Wall Street Magnate is a new site that opens the market to stock trading newbies. The fantasy trading community launched last month and is packed with real-time updates and data from all major U.S. stock exchanges. The site is designed to appeal to a wide variety of users, ranging from students who want to learn more about capital equities to traders testing out investment strategies.
The site, which launched to the public at the end of May and currently has 24,000 users, was founded and privately funded by securities attorney Lewis Schlossberg and Wall Street trader Laurence Cohen.
After signing up with their email or Facebook account, each Wall Street Magnate “apprentice trader” (your status when you first join the site) gets $100,000 in virtual money and can trade stocks listed on the New York Stock Exchange, NASDAQ or the American Stock Exchange (non-U.S. stocks can also be traded through American depositary receipts (ADR).
“The thought of being a Wall Street trader is really exciting, but it seems complicated because there are barriers to entry,” says Cohen. “Lew and I talked about this and saw that there was really nothing out there that lets people trade in an easy and fun way that is also accessible.
Though there are other fantasy trading communities, Schlossberg and Cohen say Wall Street Magnate sets itself apart by offering a vast array of real-time data. A dashboard displays your portfolio’s performance, dividends and splits, shows your trading history and tracks securities you are keeping an eye on. Tabs for hot stocks and financial news (piped in from Yahoo! Finance, Reuters, CNN Money and the Wall Street Journal) and a ticker with the latest trades made on Wall Street Magnate give users the information they need to keep up with the stock market. Pop-up information boxes walk newbies through the trading process and the site avoids confusing jargon.
The site was in open beta for a year as its development team refined Wall Street Magnate’s programming to ensure that the trading stimulation and updates ran smoothly. During that time, Schlossberg and Cohen reached out to school trading clubs. The University of Illinois created a club to compete against other groups and trade collaboratively, while a finance club at Kansas State University held an internal competition on the site.

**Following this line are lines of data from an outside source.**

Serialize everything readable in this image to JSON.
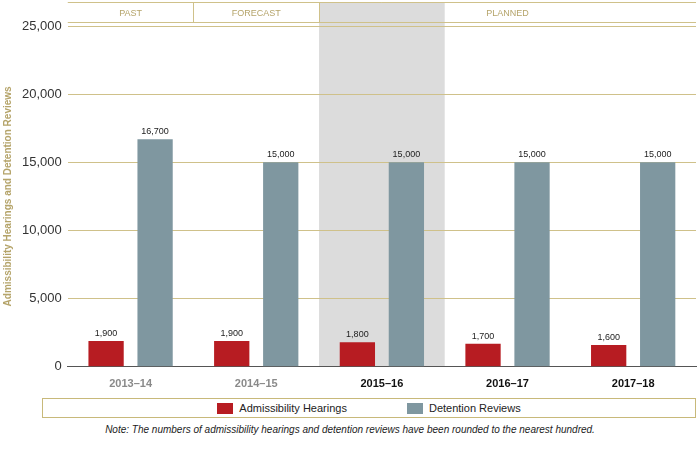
{
  "chart_data": {
    "type": "bar",
    "y_label": "Admissibility Hearings and Detention Reviews",
    "categories": [
      "2013–14",
      "2014–15",
      "2015–16",
      "2016–17",
      "2017–18"
    ],
    "series": [
      {
        "name": "Admissibility Hearings",
        "color": "#b71c22",
        "values": [
          1900,
          1900,
          1800,
          1700,
          1600
        ],
        "value_labels": [
          "1,900",
          "1,900",
          "1,800",
          "1,700",
          "1,600"
        ]
      },
      {
        "name": "Detention Reviews",
        "color": "#7f97a0",
        "values": [
          16700,
          15000,
          15000,
          15000,
          15000
        ],
        "value_labels": [
          "16,700",
          "15,000",
          "15,000",
          "15,000",
          "15,000"
        ]
      }
    ],
    "ylim": [
      0,
      25000
    ],
    "yticks": [
      0,
      {
        "value": 5000,
        "label": "5,000"
      },
      {
        "value": 10000,
        "label": "10,000"
      },
      {
        "value": 15000,
        "label": "15,000"
      },
      {
        "value": 20000,
        "label": "20,000"
      },
      {
        "value": 25000,
        "label": "25,000"
      }
    ],
    "grid": true,
    "legend": "bottom",
    "data_labels": true,
    "annotations": [
      {
        "text": "PAST",
        "categories": [
          "2013–14"
        ]
      },
      {
        "text": "FORECAST",
        "categories": [
          "2014–15"
        ]
      },
      {
        "text": "PLANNED",
        "categories": [
          "2015–16",
          "2016–17",
          "2017–18"
        ]
      }
    ],
    "highlight_categories": [
      "2015–16"
    ],
    "note": "Note: The numbers of admissibility hearings and detention reviews have been rounded to the nearest hundred."
  }
}
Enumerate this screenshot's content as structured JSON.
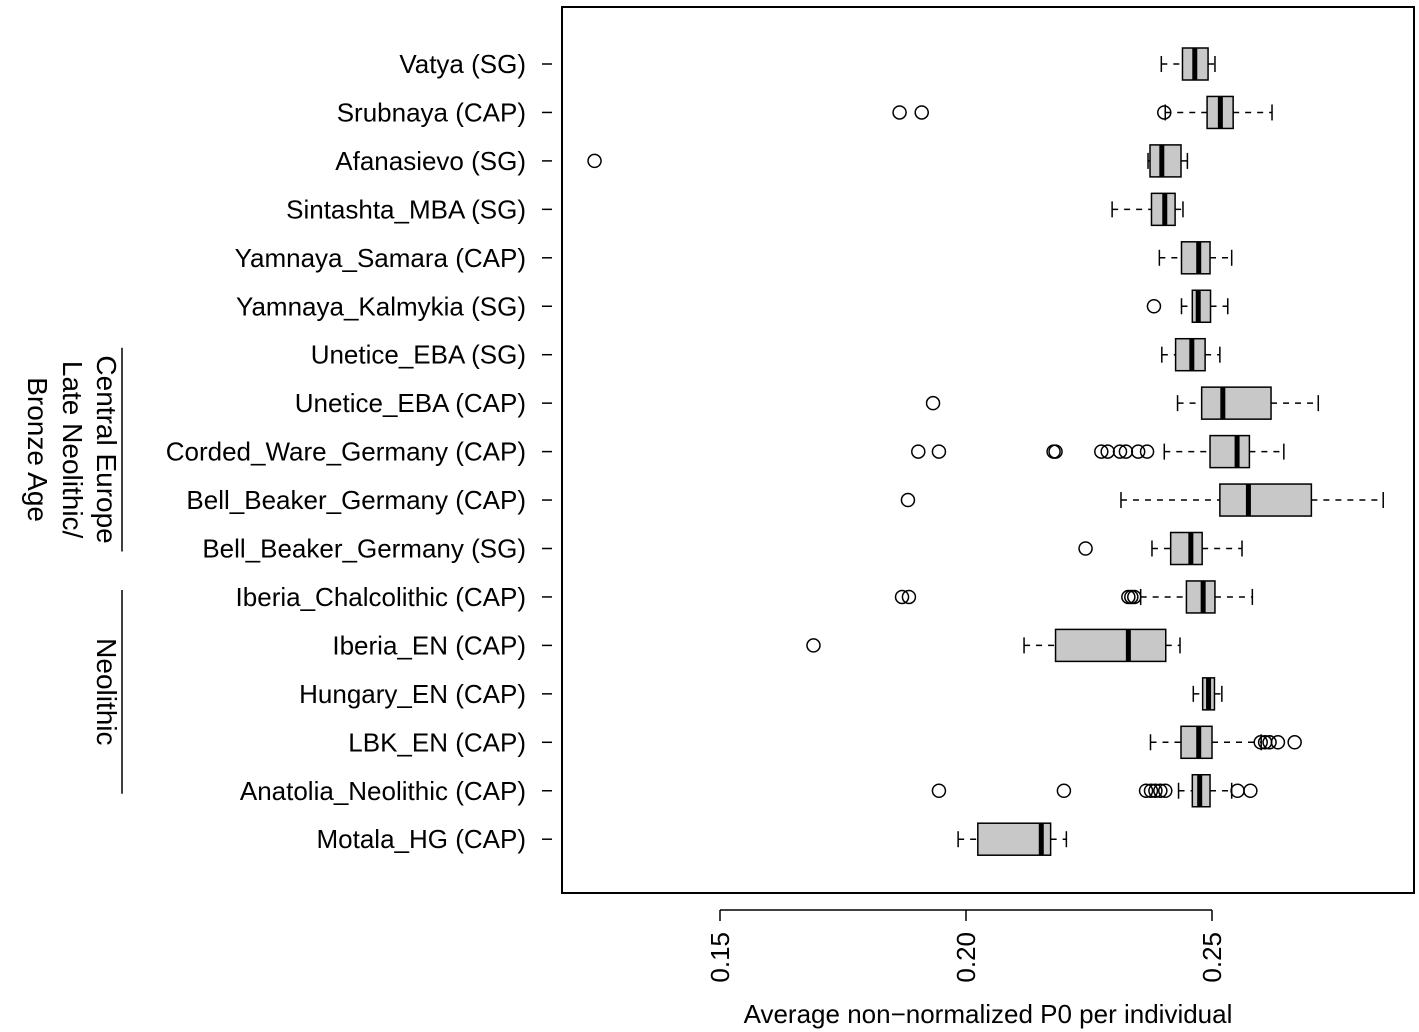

Another one of Wall Street Magnate’s features is sortable spreadsheets that allow users to track and analyze their trading history and can be exported to Microsoft Excel. The site’s founders say one of Wall Street Magnate’s beta users, a stock broker who wanted to get into the buyside, landed a new job by printing out a detailed history of his impressive history over 1,400 trades and bringing it into an interview with a proprietary trading firm.
“If you are in college and thinking about whether or not you want to be a trader, our site is one way to perfect the craft without losing money. My background is a trader on Wall Street and I lost money. That’s one way to learn,” says Cohen. “But if I was in college and had something like this to practice with, what an amazing advantage that would have been, being able to learn by trial and error without actually using real money.”